Con la llegada de los camiones se advertía la tensión en la cuadra. Los militares se movían nerviosos, ajustaban las vendas de los detenidos. Lo mismo sucedía cuando Menéndez visitaba La Perla: los oficiales obligaban a los prisioneros a limpiar la cuadra, a poner sus pertenencias en una caja y a alinear las colchonetas en tres filas para que el general viera que en el centro clandestino imperaba el orden.
Cuando subían a los prisioneros, los camiones avanzaban por un camino interno, entre La Perla y el III Cuerpo de Ejército, durante unos pocos kilómetros. El pozo era previamente cavado para enterrar cuerpos, pozos de cuatro metros por 1,80 de profundidad. Después los hacían arrodillar delante del pozo y les disparaban; adentro de la fosa, cubrían los cuerpos con cal.
Si el detenido iba de La Ribera a La Perla, su destino, casi sin excepciones, era el pozo. La Perla estaba asociada con el último destino.
La idea de Menéndez era que desde un general hasta un suboficial participara en al menos un fusilamiento para que se oficializara el “pacto de sangre”.

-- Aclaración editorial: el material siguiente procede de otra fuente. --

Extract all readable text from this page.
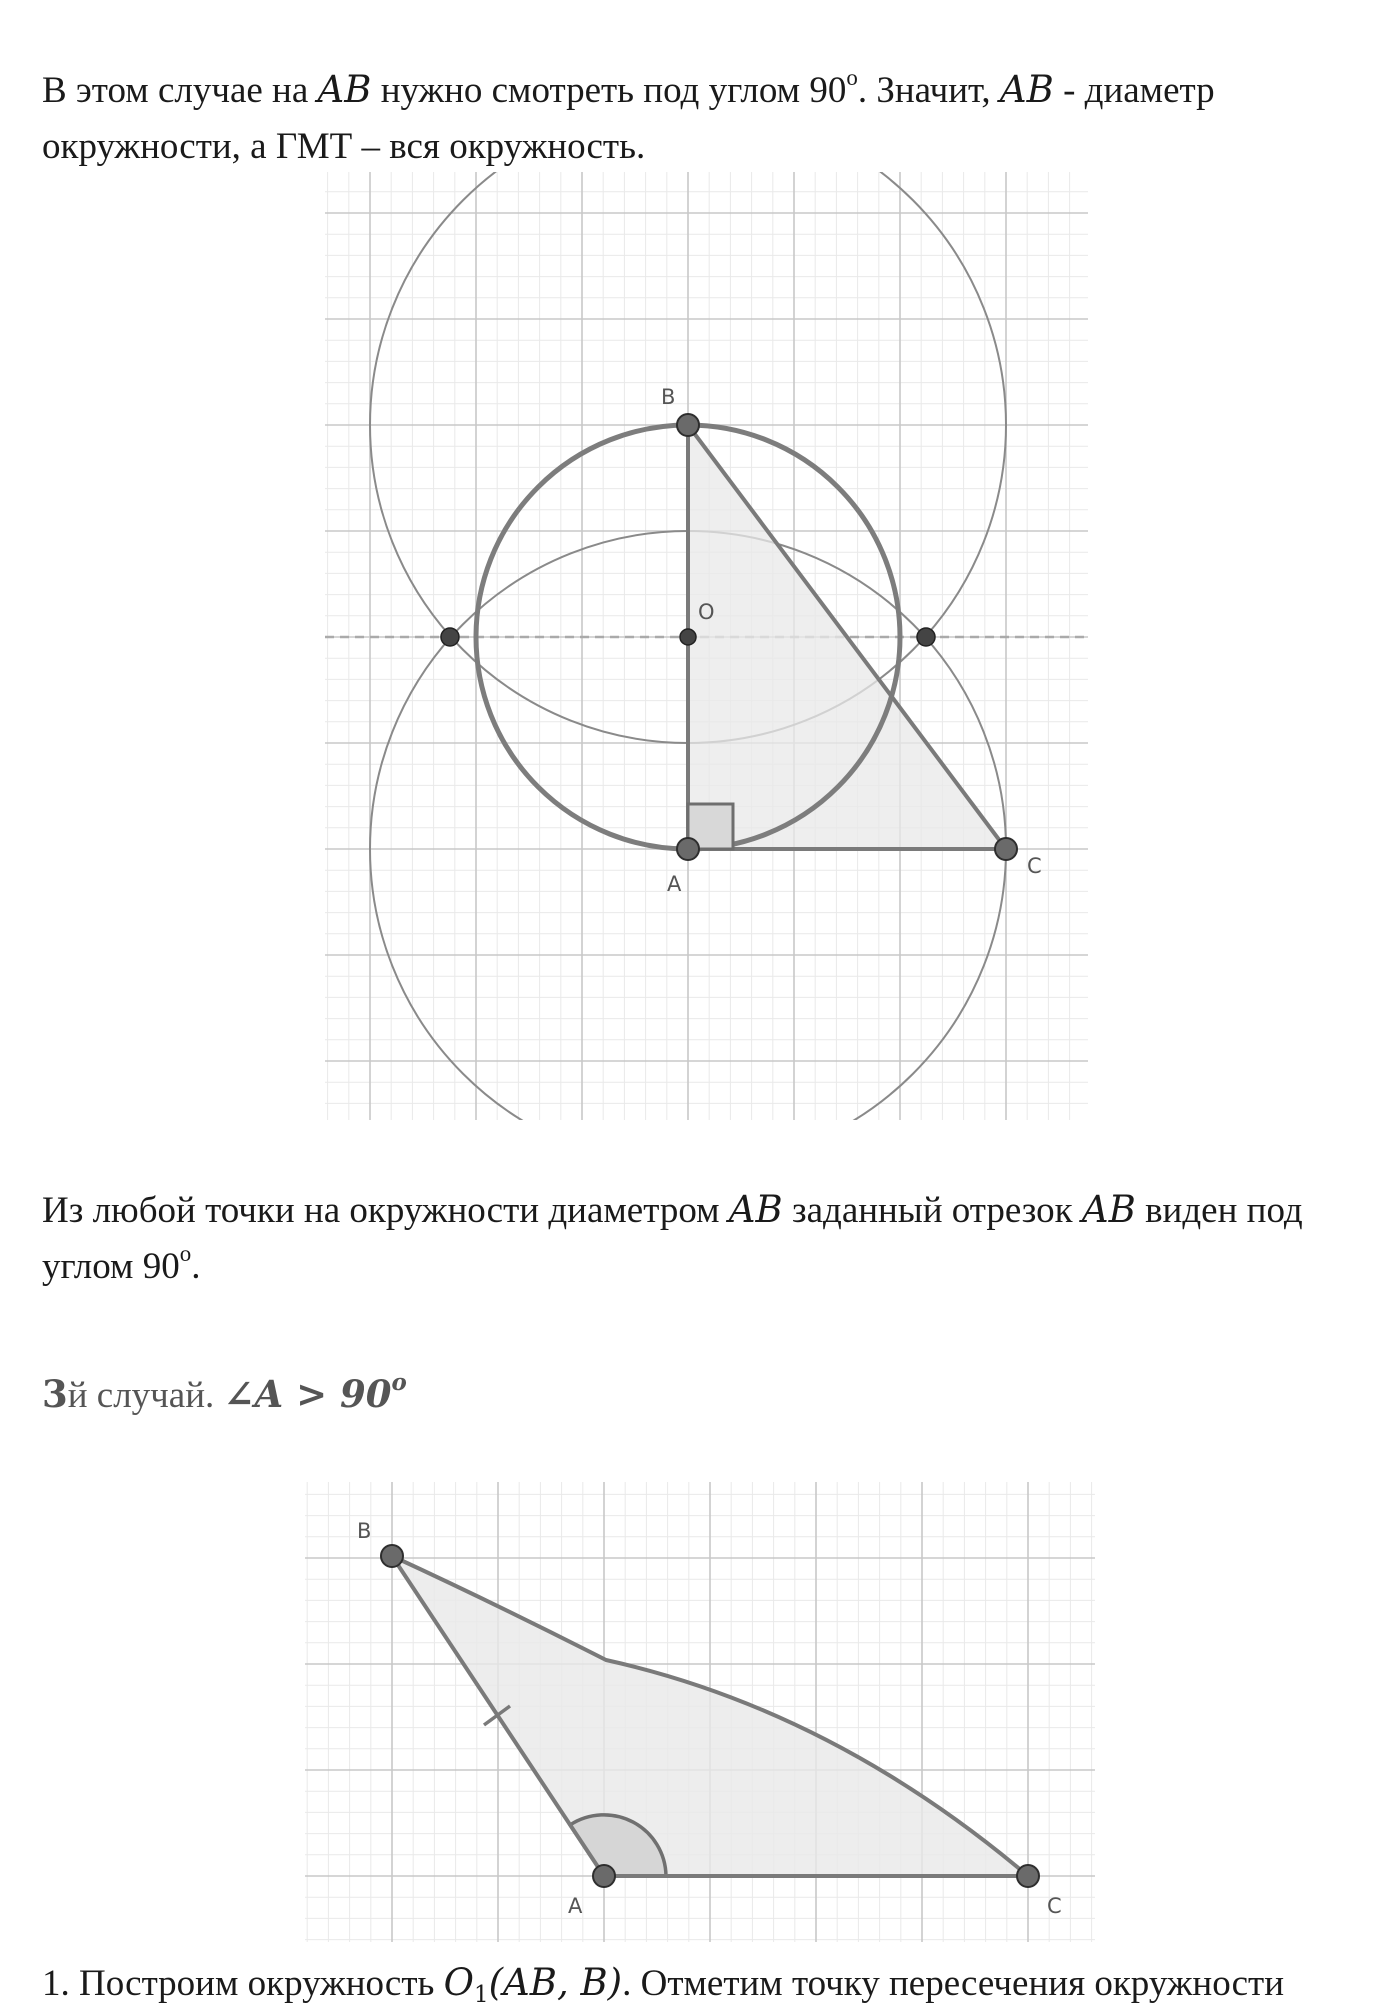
В этом случае на AB нужно смотреть под углом 90$^o$. Значит, AB - диаметр окружности, а ГМТ – вся окружность.

B
O
A
C

Из любой точки на окружности диаметром AB заданный отрезок AB виден под углом 90$^o$.

3й случай. ∠A > $90^o$

B
A	C

1. Построим окружность $O_1(AB$, B). Отметим точку пересечения окружности
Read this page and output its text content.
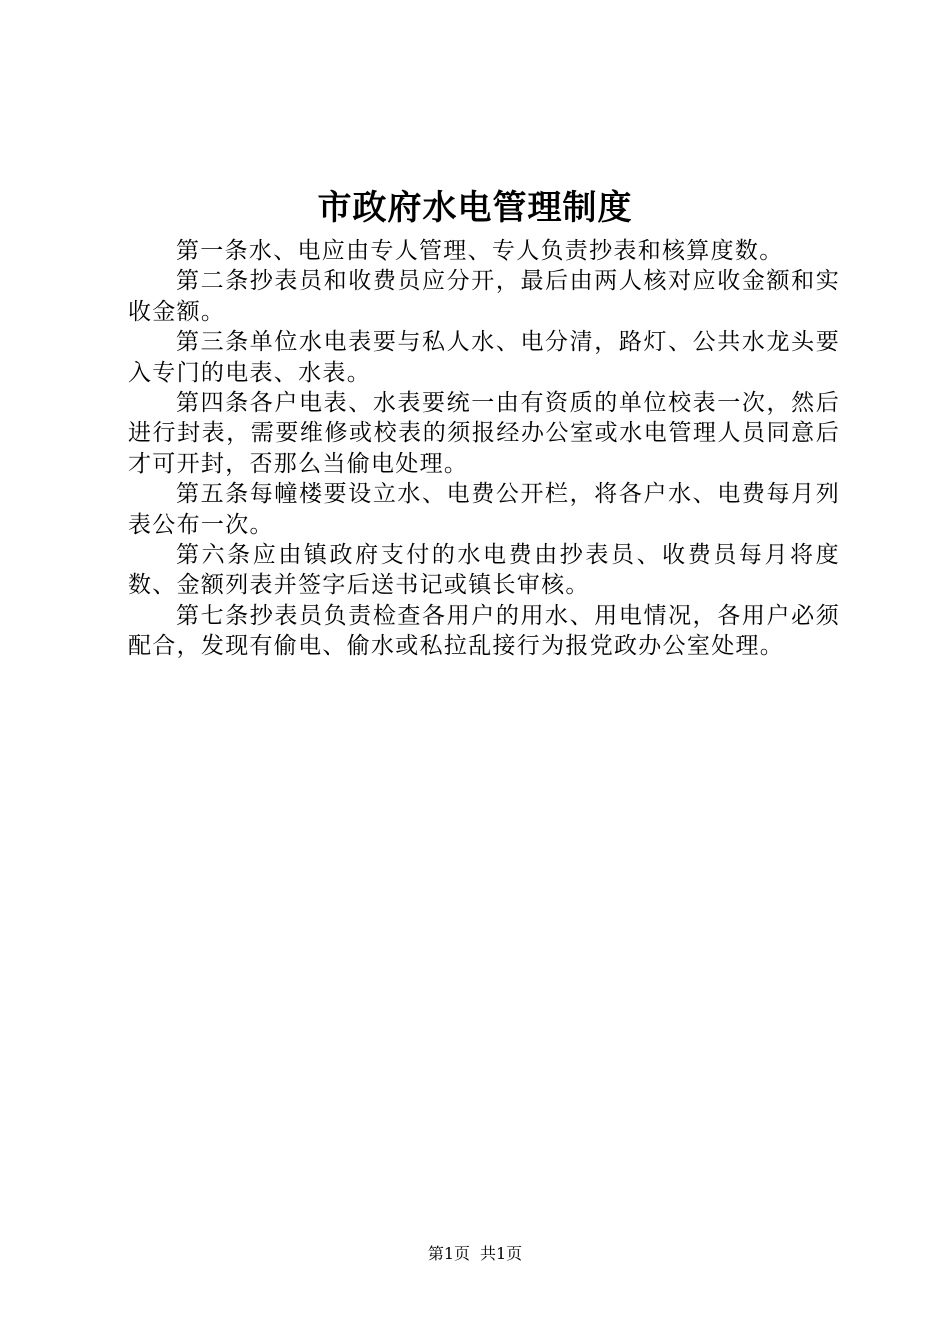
市政府水电管理制度

第一条水、电应由专人管理、专人负责抄表和核算度数。

第二条抄表员和收费员应分开，最后由两人核对应收金额和实收金额。

第三条单位水电表要与私人水、电分清，路灯、公共水龙头要入专门的电表、水表。

第四条各户电表、水表要统一由有资质的单位校表一次，然后进行封表，需要维修或校表的须报经办公室或水电管理人员同意后才可开封，否那么当偷电处理。

第五条每幢楼要设立水、电费公开栏，将各户水、电费每月列表公布一次。

第六条应由镇政府支付的水电费由抄表员、收费员每月将度数、金额列表并签字后送书记或镇长审核。

第七条抄表员负责检查各用户的用水、用电情况，各用户必须配合，发现有偷电、偷水或私拉乱接行为报党政办公室处理。

第1页 共1页
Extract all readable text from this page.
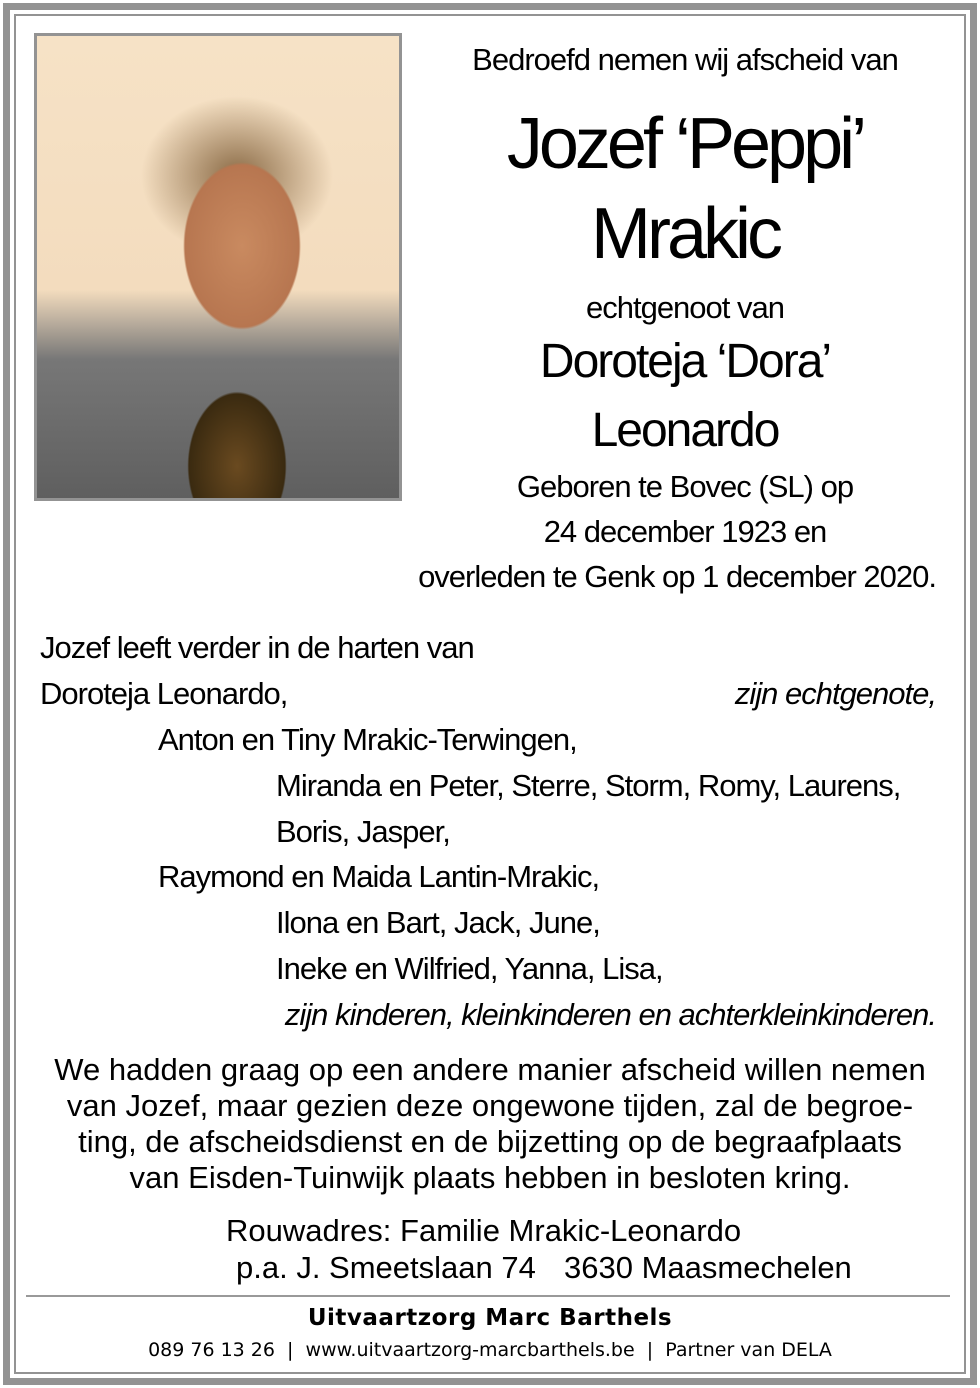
Bedroefd nemen wij afscheid van
Jozef ‘Peppi’
Mrakic
echtgenoot van
Doroteja ‘Dora’
Leonardo
Geboren te Bovec (SL) op
24 december 1923 en
overleden te Genk op 1 december 2020.
Jozef leeft verder in de harten van
Doroteja Leonardo,	zijn echtgenote,
Anton en Tiny Mrakic-Terwingen,
Miranda en Peter, Sterre, Storm, Romy, Laurens,
Boris, Jasper,
Raymond en Maida Lantin-Mrakic,
Ilona en Bart, Jack, June,
Ineke en Wilfried, Yanna, Lisa,
zijn kinderen, kleinkinderen en achterkleinkinderen.
We hadden graag op een andere manier afscheid willen nemen
van Jozef, maar gezien deze ongewone tijden, zal de begroe-
ting, de afscheidsdienst en de bijzetting op de begraafplaats
van Eisden-Tuinwijk plaats hebben in besloten kring.
Rouwadres: Familie Mrakic-Leonardo
p.a. J. Smeetslaan 74 3630 Maasmechelen
Uitvaartzorg Marc Barthels
089 76 13 26  |  www.uitvaartzorg-marcbarthels.be  |  Partner van DELA
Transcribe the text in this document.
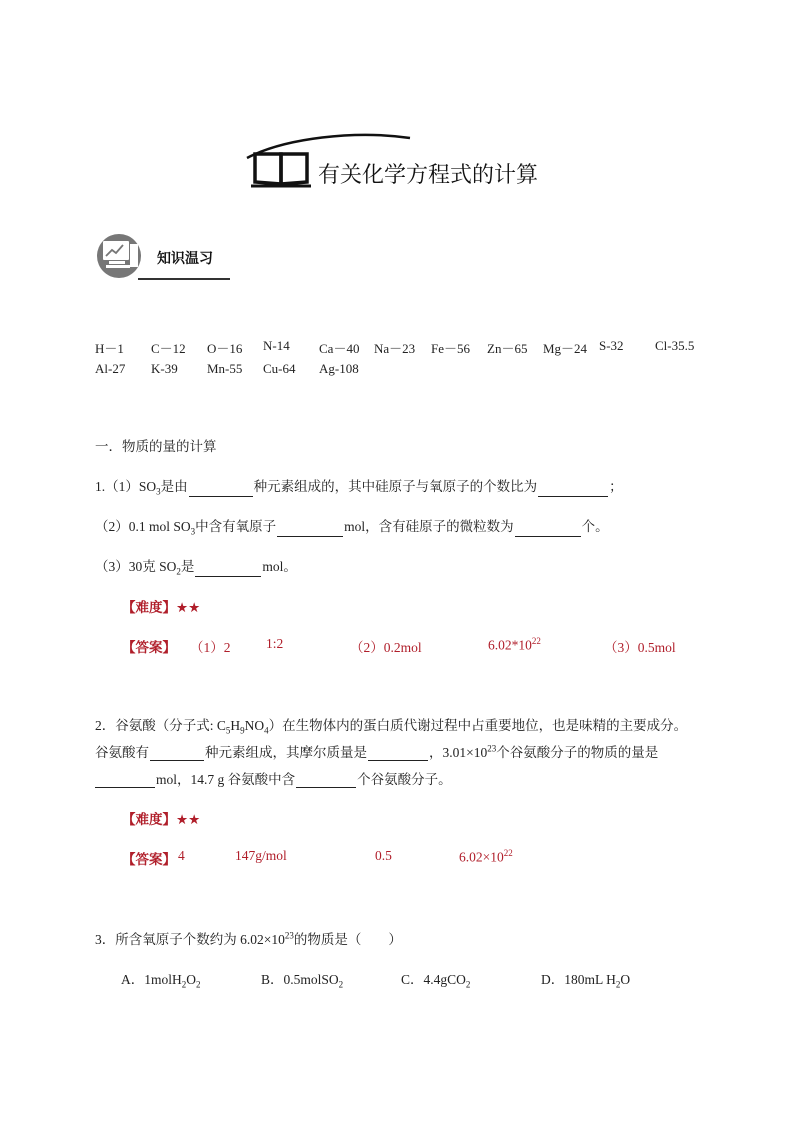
有关化学方程式的计算
知识温习
H－1 C－12 O－16 N-14 Ca－40 Na－23 Fe－56 Zn－65 Mg－24 S-32 Cl-35.5
Al-27 K-39 Mn-55 Cu-64 Ag-108
一．物质的量的计算
$1.(1)SO_3$是由	种元素组成的，其中硅原子与氧原子的个数比为	；
（2）0.1 mol $SO_3$中含有氧原子	mol，含有硅原子的微粒数为	个。
（3）30克 $SO_2$是	mol。
【难度】★★
【答案】 （1）2	1:2	（2）0.2mol	$6.02*10^{22}$	（3）0.5mol
2．谷氨酸（分子式: $C_5H_9NO_4$）在生物体内的蛋白质代谢过程中占重要地位，也是味精的主要成分。
谷氨酸有	种元素组成，其摩尔质量是	，$3.01\times 10^{23}$个谷氨酸分子的物质的量是
mol，14.7 g 谷氨酸中含	个谷氨酸分子。
【难度】★★
【答案】 4	147g/mol	0.5	$6.02\times 10^{22}$
3．所含氧原子个数约为 $6.02\times 10^{23}$的物质是（　　）
A．$1molH_2O_2$	B．0.5molSO$_2$	C．4.4gCO$_2$	D．180mL $H_2O$
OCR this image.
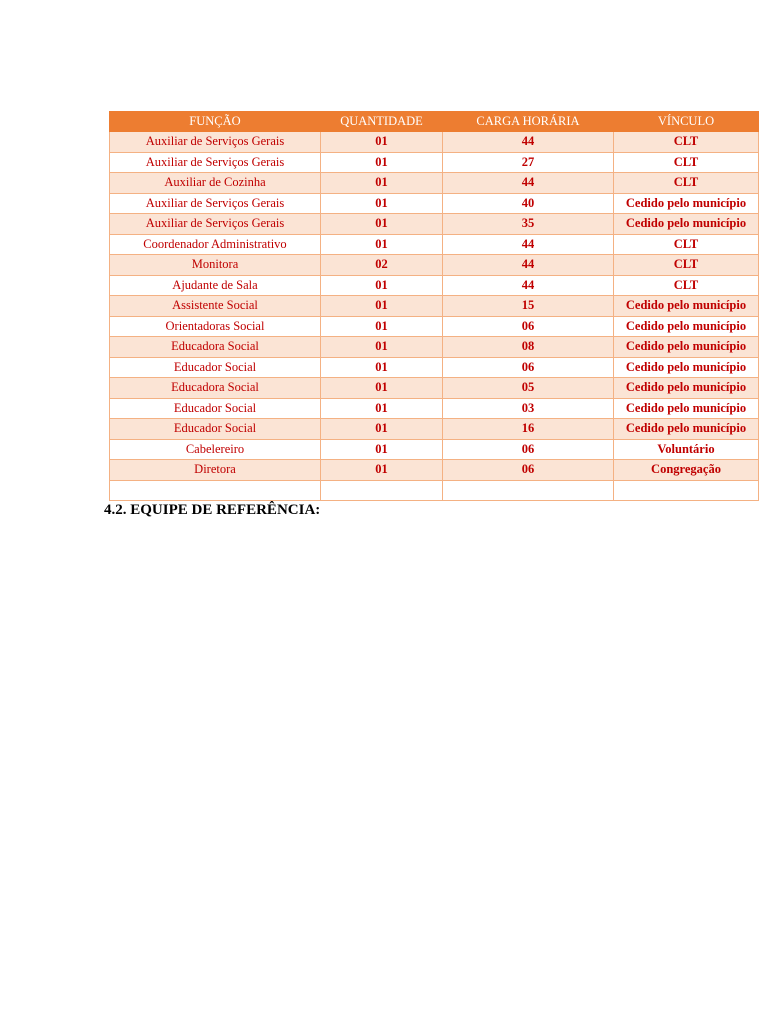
FUNÇÃO	QUANTIDADE	CARGA HORÁRIA	VÍNCULO
Auxiliar de Serviços Gerais	01	44	CLT
Auxiliar de Serviços Gerais	01	27	CLT
Auxiliar de Cozinha	01	44	CLT
Auxiliar de Serviços Gerais	01	40	Cedido pelo município
Auxiliar de Serviços Gerais	01	35	Cedido pelo município
Coordenador Administrativo	01	44	CLT
Monitora	02	44	CLT
Ajudante de Sala	01	44	CLT
Assistente Social	01	15	Cedido pelo município
Orientadoras Social	01	06	Cedido pelo município
Educadora Social	01	08	Cedido pelo município
Educador Social	01	06	Cedido pelo município
Educadora Social	01	05	Cedido pelo município
Educador Social	01	03	Cedido pelo município
Educador Social	01	16	Cedido pelo município
Cabelereiro	01	06	Voluntário
Diretora	01	06	Congregação

4.2. EQUIPE DE REFERÊNCIA:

La resolución final sobre los detenidos era tomada por el jefe del Destacamento 141 y los responsables de las cuatro secciones: Primera, “de ejecución”, Segunda, “de calle”, Tercera, “actividades especiales de inteligencia o “grupo de operaciones especiales”, y Cuarta, “logística”. Los suboficiales podían opinar pero no tenían decisión. Tampoco los gendarmes que custodiaban a alrededor de ciento cincuenta prisioneros que permanecían en la cuadra.
Menéndez era de los pocos militares que querían que se hiciesen juicios marciales con pena de muerte. Lo propuso en diciembre de 1975 durante el gobierno constitucional, pero no logró consenso en la Junta Militar. En cada campo de concentración comenzaron a organizar la eliminación física de manera clandestina, sin ningún tipo de juicio u orden legal.
Fragmento del libro “Los 70, una historia violenta”, de Marcelo Larraquy.